After returning to the main valley, we headed north and made a quick stop at Ubehebe Crater before continuing on the dirt road toward Racetrack Playa. The road to the Racetrack was fairly well maintained and I was surprised by the number of cars we passed along the way. Despite the somewhat remote location and the long dirt road, it was obvious that the Racetrack has become a popular destination. We stopped at the north end of the playa to climb around the Grandstand and then drove south for a couple of miles beyond the playa to the primitive Homestake Dry Camp. Several good camping spots can be found at Homestake and we enjoyed a peaceful evening under the stars until a group of noisy campers arrived to break the stillness.
On Sunday morning, Roger and I woke up before sunrise and headed back to the Racetrack Playa to see the mysterious "sailing" stones, the main attraction that brings everyone to the playa. These stones are thought to move when a combination of water, ice, and wind make the surface of the playa slick enough and the rocks buoyant enough to leave mysterious trails in the mud. Despite seeing pictures of the sailing stones beforehand, witnessing them in person at sunrise was a surreal experience. We had the entire playa to ourselves, a far different experience than if we had visited the playa during the middle of the day.

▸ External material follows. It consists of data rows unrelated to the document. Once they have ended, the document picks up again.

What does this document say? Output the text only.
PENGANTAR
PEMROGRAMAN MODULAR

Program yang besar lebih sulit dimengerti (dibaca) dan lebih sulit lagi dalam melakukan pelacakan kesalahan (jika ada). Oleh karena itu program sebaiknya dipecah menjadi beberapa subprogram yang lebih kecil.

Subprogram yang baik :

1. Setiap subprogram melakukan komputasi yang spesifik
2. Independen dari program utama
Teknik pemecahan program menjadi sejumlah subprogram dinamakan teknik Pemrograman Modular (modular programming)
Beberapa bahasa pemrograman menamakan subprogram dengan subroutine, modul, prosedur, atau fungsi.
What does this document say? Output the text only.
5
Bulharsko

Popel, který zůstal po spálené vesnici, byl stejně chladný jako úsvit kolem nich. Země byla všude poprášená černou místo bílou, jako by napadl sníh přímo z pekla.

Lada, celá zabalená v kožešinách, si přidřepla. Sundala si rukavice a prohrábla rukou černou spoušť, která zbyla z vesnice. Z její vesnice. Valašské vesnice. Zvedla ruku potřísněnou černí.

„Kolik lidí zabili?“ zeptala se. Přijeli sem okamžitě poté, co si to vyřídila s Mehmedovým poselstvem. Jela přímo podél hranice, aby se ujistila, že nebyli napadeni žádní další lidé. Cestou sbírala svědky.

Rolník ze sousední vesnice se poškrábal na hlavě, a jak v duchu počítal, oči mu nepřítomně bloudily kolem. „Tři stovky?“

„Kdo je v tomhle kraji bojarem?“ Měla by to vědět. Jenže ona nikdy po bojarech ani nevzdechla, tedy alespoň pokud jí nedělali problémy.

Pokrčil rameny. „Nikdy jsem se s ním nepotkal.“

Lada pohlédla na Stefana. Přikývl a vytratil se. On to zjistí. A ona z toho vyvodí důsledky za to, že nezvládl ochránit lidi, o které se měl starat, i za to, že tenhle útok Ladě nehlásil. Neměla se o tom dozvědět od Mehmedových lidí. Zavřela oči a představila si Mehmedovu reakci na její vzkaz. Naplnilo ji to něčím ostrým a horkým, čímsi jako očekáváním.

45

Roger and I attempted to access Saline Valley from the Racetrack, driving along the severely bumpy and exposed Lippincott Road for two miles, until it became clear that our vehicle was not suitable for the drive without risking damage or flat tires. The hot springs of Saline Valley will have to wait for another visit. We turned around and headed back to Furnace Creek, experiencing a flat tire along the way, and had a nice lunch break in the warm sun before returning to St. George on Sunday night. I look forward to the day that the summertime temperatures we experienced in Death Valley return to Salt Lake.